I grew up in a very traditional Chinese household, with my dad at the head of the table (well, our dinner table was round – but you get what I mean).  Growing up, my dad’s word was always the final word.  His displeasure with our behavior was to be greatly feared.  Because of this dynamic, I grew up closer to my mom.  I simply didn’t understand my dad very much.  Over time, as I have gotten older, this dynamic has softened of course – but the fear has never been all together removed.

I remember there was a day where I suddenly noticed these magnets on the side of the kitchen refrigerator.  There were a couple young faces on there.  They didn’t look like happy children.  And somehow, I came to ask my dad about it while he was sitting in his regular, daily, solitary spot – the computer chair of his den.  Who were those kids on the fridge?

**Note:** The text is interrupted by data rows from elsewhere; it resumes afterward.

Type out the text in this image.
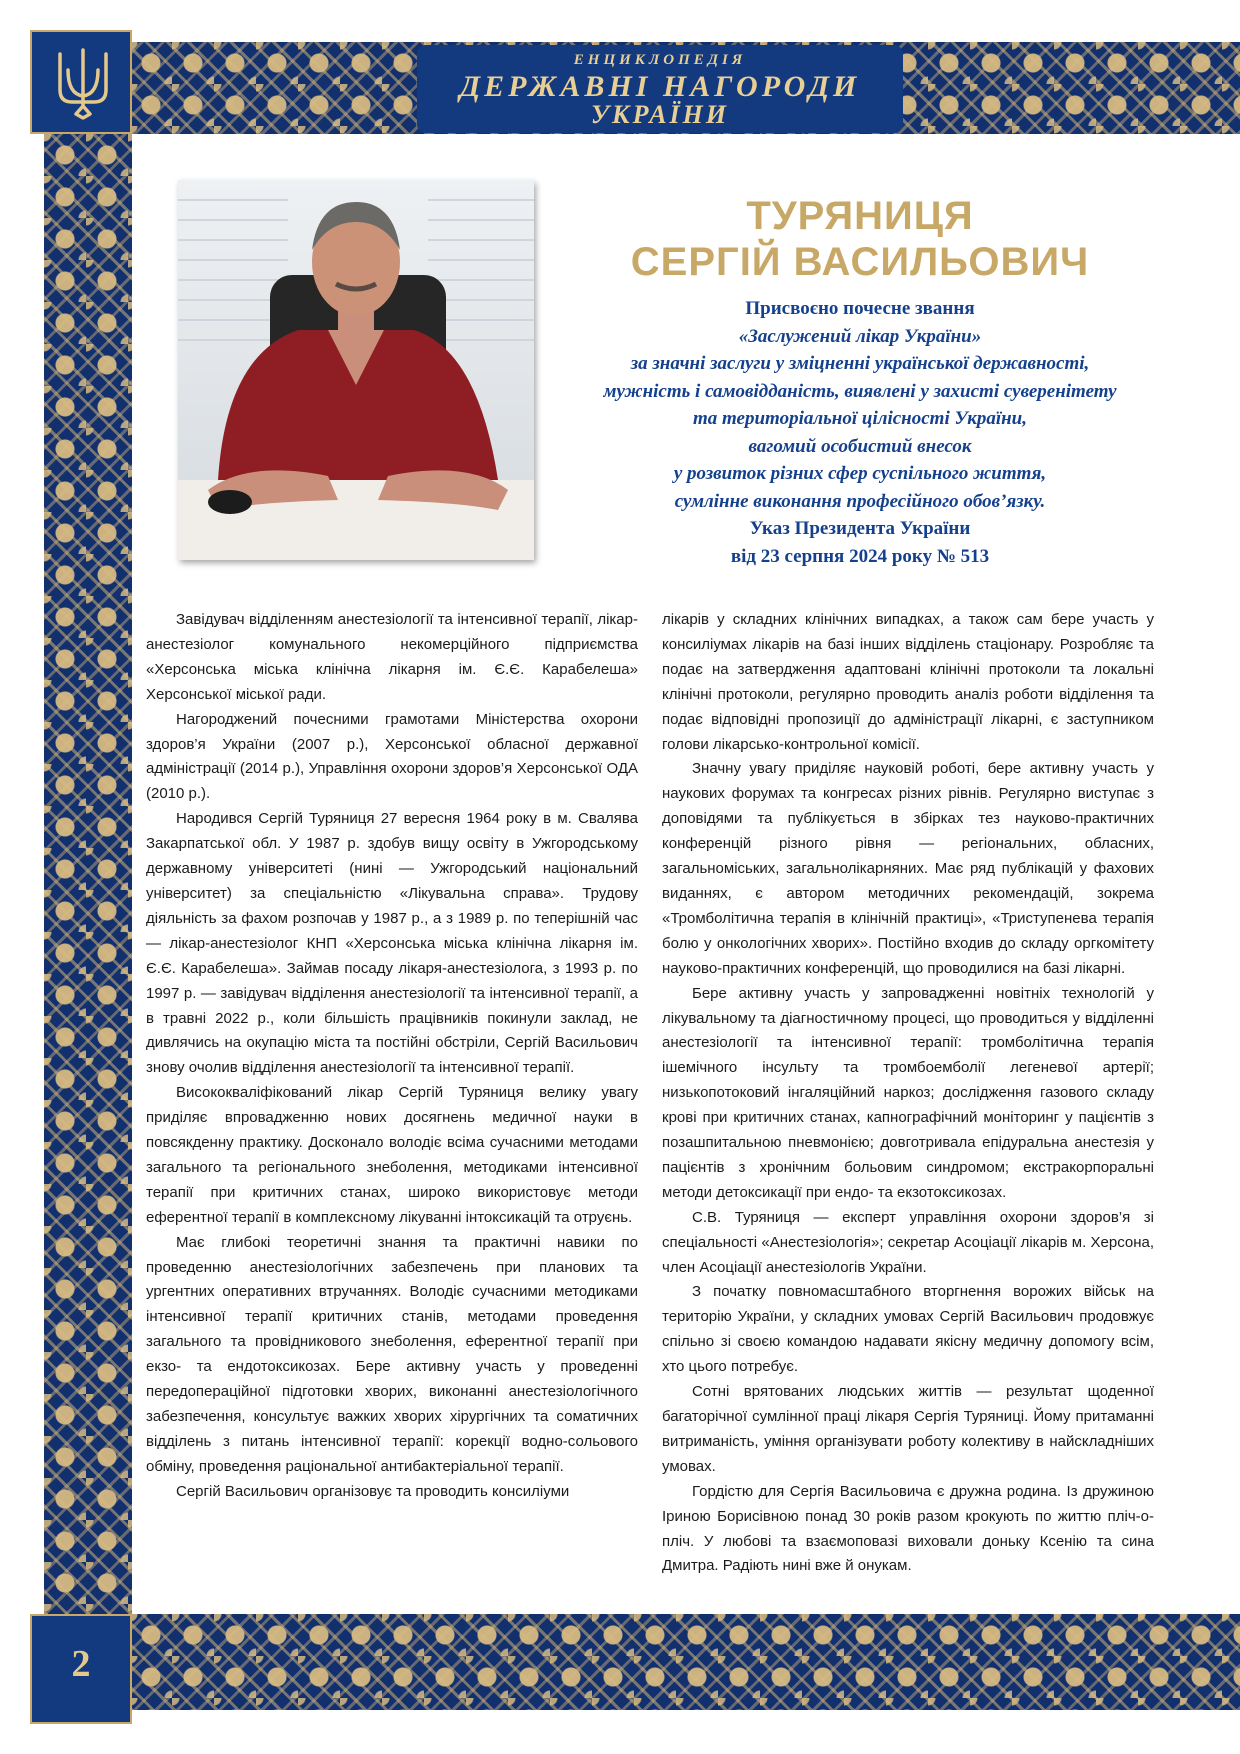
ЕНЦИКЛОПЕДІЯ
ДЕРЖАВНІ НАГОРОДИ
УКРАЇНИ
2
ТУРЯНИЦЯ
СЕРГІЙ ВАСИЛЬОВИЧ
Присвоєно почесне звання
«Заслужений лікар України»
за значні заслуги у зміцненні української державності,
мужність і самовідданість, виявлені у захисті суверенітету
та територіальної цілісності України,
вагомий особистий внесок
у розвиток різних сфер суспільного життя,
сумлінне виконання професійного обов’язку.
Указ Президента України
від 23 серпня 2024 року № 513

Завідувач відділенням анестезіології та інтенсивної терапії, лікар-анестезіолог комунального некомерційного підприємства «Херсонська міська клінічна лікарня ім. Є.Є. Карабелеша» Херсонської міської ради.

Нагороджений почесними грамотами Міністерства охорони здоров’я України (2007 р.), Херсонської обласної державної адміністрації (2014 р.), Управління охорони здоров’я Херсонської ОДА (2010 р.).

Народився Сергій Туряниця 27 вересня 1964 року в м. Свалява Закарпатської обл. У 1987 р. здобув вищу освіту в Ужгородському державному університеті (нині — Ужгородський національний університет) за спеціальністю «Лікувальна справа». Трудову діяльність за фахом розпочав у 1987 р., а з 1989 р. по теперішній час — лікар-анестезіолог КНП «Херсонська міська клінічна лікарня ім. Є.Є. Карабелеша». Займав посаду лікаря-анестезіолога, з 1993 р. по 1997 р. — завідувач відділення анестезіології та інтенсивної терапії, а в травні 2022 р., коли більшість працівників покинули заклад, не дивлячись на окупацію міста та постійні обстріли, Сергій Васильович знову очолив відділення анестезіології та інтенсивної терапії.

Висококваліфікований лікар Сергій Туряниця велику увагу приділяє впровадженню нових досягнень медичної науки в повсякденну практику. Досконало володіє всіма сучасними методами загального та регіонального знеболення, методиками інтенсивної терапії при критичних станах, широко використовує методи еферентної терапії в комплексному лікуванні інтоксикацій та отруєнь.

Має глибокі теоретичні знання та практичні навики по проведенню анестезіологічних забезпечень при планових та ургентних оперативних втручаннях. Володіє сучасними методиками інтенсивної терапії критичних станів, методами проведення загального та провідникового знеболення, еферентної терапії при екзо- та ендотоксикозах. Бере активну участь у проведенні передопераційної підготовки хворих, виконанні анестезіологічного забезпечення, консультує важких хворих хірургічних та соматичних відділень з питань інтенсивної терапії: корекції водно-сольового обміну, проведення раціональної антибактеріальної терапії.

Сергій Васильович організовує та проводить консиліуми

лікарів у складних клінічних випадках, а також сам бере участь у консиліумах лікарів на базі інших відділень стаціонару. Розробляє та подає на затвердження адаптовані клінічні протоколи та локальні клінічні протоколи, регулярно проводить аналіз роботи відділення та подає відповідні пропозиції до адміністрації лікарні, є заступником голови лікарсько-контрольної комісії.

Значну увагу приділяє науковій роботі, бере активну участь у наукових форумах та конгресах різних рівнів. Регулярно виступає з доповідями та публікується в збірках тез науково-практичних конференцій різного рівня — регіональних, обласних, загальноміських, загальнолікарняних. Має ряд публікацій у фахових виданнях, є автором методичних рекомендацій, зокрема «Тромболітична терапія в клінічній практиці», «Триступенева терапія болю у онкологічних хворих». Постійно входив до складу оргкомітету науково-практичних конференцій, що проводилися на базі лікарні.

Бере активну участь у запровадженні новітніх технологій у лікувальному та діагностичному процесі, що проводиться у відділенні анестезіології та інтенсивної терапії: тромболітична терапія ішемічного інсульту та тромбоемболії легеневої артерії; низькопотоковий інгаляційний наркоз; дослідження газового складу крові при критичних станах, капнографічний моніторинг у пацієнтів з позашпитальною пневмонією; довготривала епідуральна анестезія у пацієнтів з хронічним больовим синдромом; екстракорпоральні методи детоксикації при ендо- та екзотоксикозах.

С.В. Туряниця — експерт управління охорони здоров’я зі спеціальності «Анестезіологія»; секретар Асоціації лікарів м. Херсона, член Асоціації анестезіологів України.

З початку повномасштабного вторгнення ворожих військ на територію України, у складних умовах Сергій Васильович продовжує спільно зі своєю командою надавати якісну медичну допомогу всім, хто цього потребує.

Сотні врятованих людських життів — результат щоденної багаторічної сумлінної праці лікаря Сергія Туряниці. Йому притаманні витриманість, уміння організувати роботу колективу в найскладніших умовах.

Гордістю для Сергія Васильовича є дружна родина. Із дружиною Іриною Борисівною понад 30 років разом крокують по життю пліч-о-пліч. У любові та взаємоповазі виховали доньку Ксенію та сина Дмитра. Радіють нині вже й онукам.
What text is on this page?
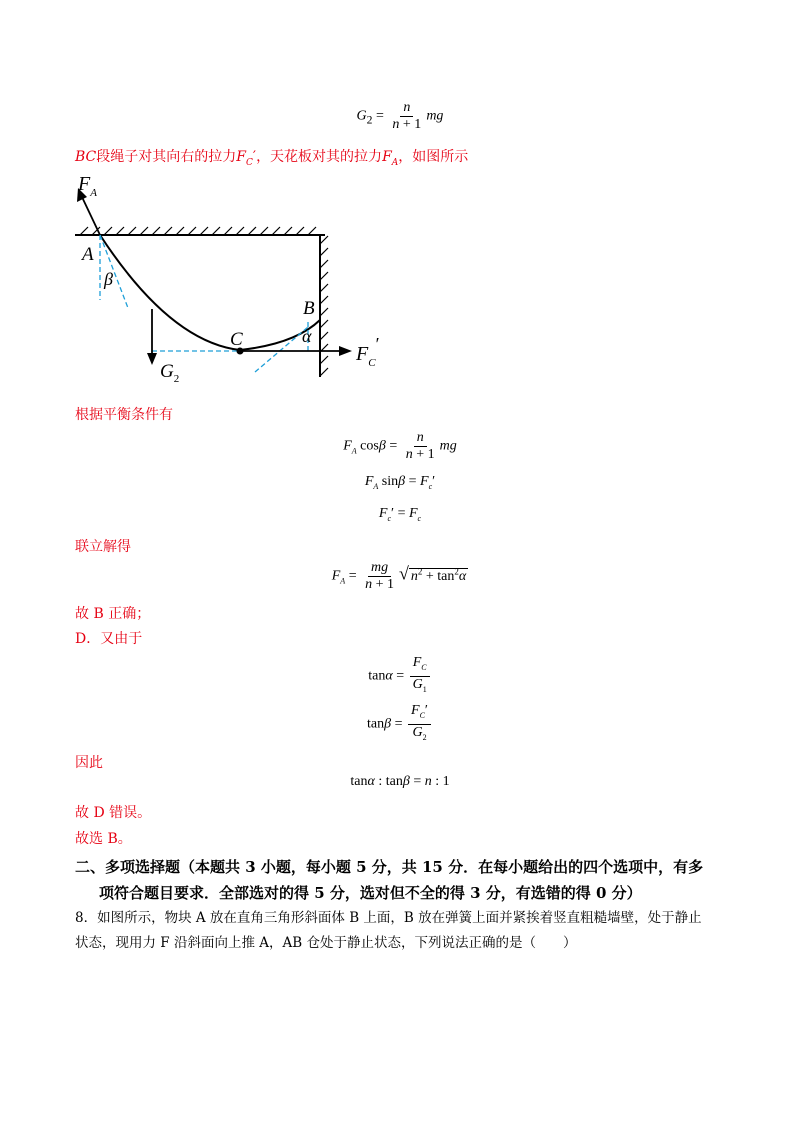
$G_2 = \frac{n}{n + 1}$ mg
BC段绳子对其向右的拉力$F_C'$，天花板对其的拉力$F_A$，如图所示
$F_A$
A
β
B
α
C
$G_2$
$F_C'$
根据平衡条件有
$F_A$ $\cos\beta = \frac{n}{n + 1}$ mg
$F_A$ $\sin\beta = F_c'$
$F_c' = F_c$
联立解得
$F_A = \frac{mg}{n + 1}$ √ $n^2 + \tan^2\alpha$
故 B 正确；
D．又由于
$\tan\alpha = \frac{F_C}{G_1}$
$\tan\beta = \frac{F_C'}{G_2}$
因此
tanα : tanβ = n : 1
故 D 错误。
故选 B。
二、多项选择题（本题共 3 小题，每小题 5 分，共 15 分．在每小题给出的四个选项中，有多
项符合题目要求．全部选对的得 5 分，选对但不全的得 3 分，有选错的得 0 分）
8．如图所示，物块 A 放在直角三角形斜面体 B 上面，B 放在弹簧上面并紧挨着竖直粗糙墙壁，处于静止
状态，现用力 F 沿斜面向上推 A，AB 仓处于静止状态，下列说法正确的是（　　）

I was quite surprised when my dad told me they his sponsor children.  World Vision.

Having never been close to my dad, I was surprised to hear that he had such an interest in charity.  My dad is generally someone who never spends more than he has to.  The idea that he would set money aside to help poverty stricken children…I was in awe.  I asked him why, and he simply said he felt it would be good to help someone.  He said there had been so many children to choose from, so many countries with children in the same boat – it had been hard to decide.  In the end, he had chosen the children from our motherland.  It seemed to be a connection that was simple and at the same time, close to the heart.

I was close to tears when I heard this.  I was moved my dad’s kindness.  I think there were three different children’s face on the fridge.  He had sponsored a few.

I always thought that sponsor children were like… adopted kids almost.  That they were a part of the family.  And I wondered if these sad faced girls could be considered my sisters.  But my dad’s relationship to them was purely in the form of monthly financial help.  No emotional connection per say.  So – I guess they aren’t my sisters?  It’s hard to make myself believe it is so when the concept of these girls are so foreign.  They write letters, my dad said.  But they are, for the most part, generic.  And perhaps only sent because this is something they have been told they need to do.

I wonder about these girls halfway across the world.  Do they wonder about us?  My dad?  Does the money help them enough?  What difference does it make to their lives?  $1 a day.  I wonder.

I hope to one day have enough money to sponsor a child too.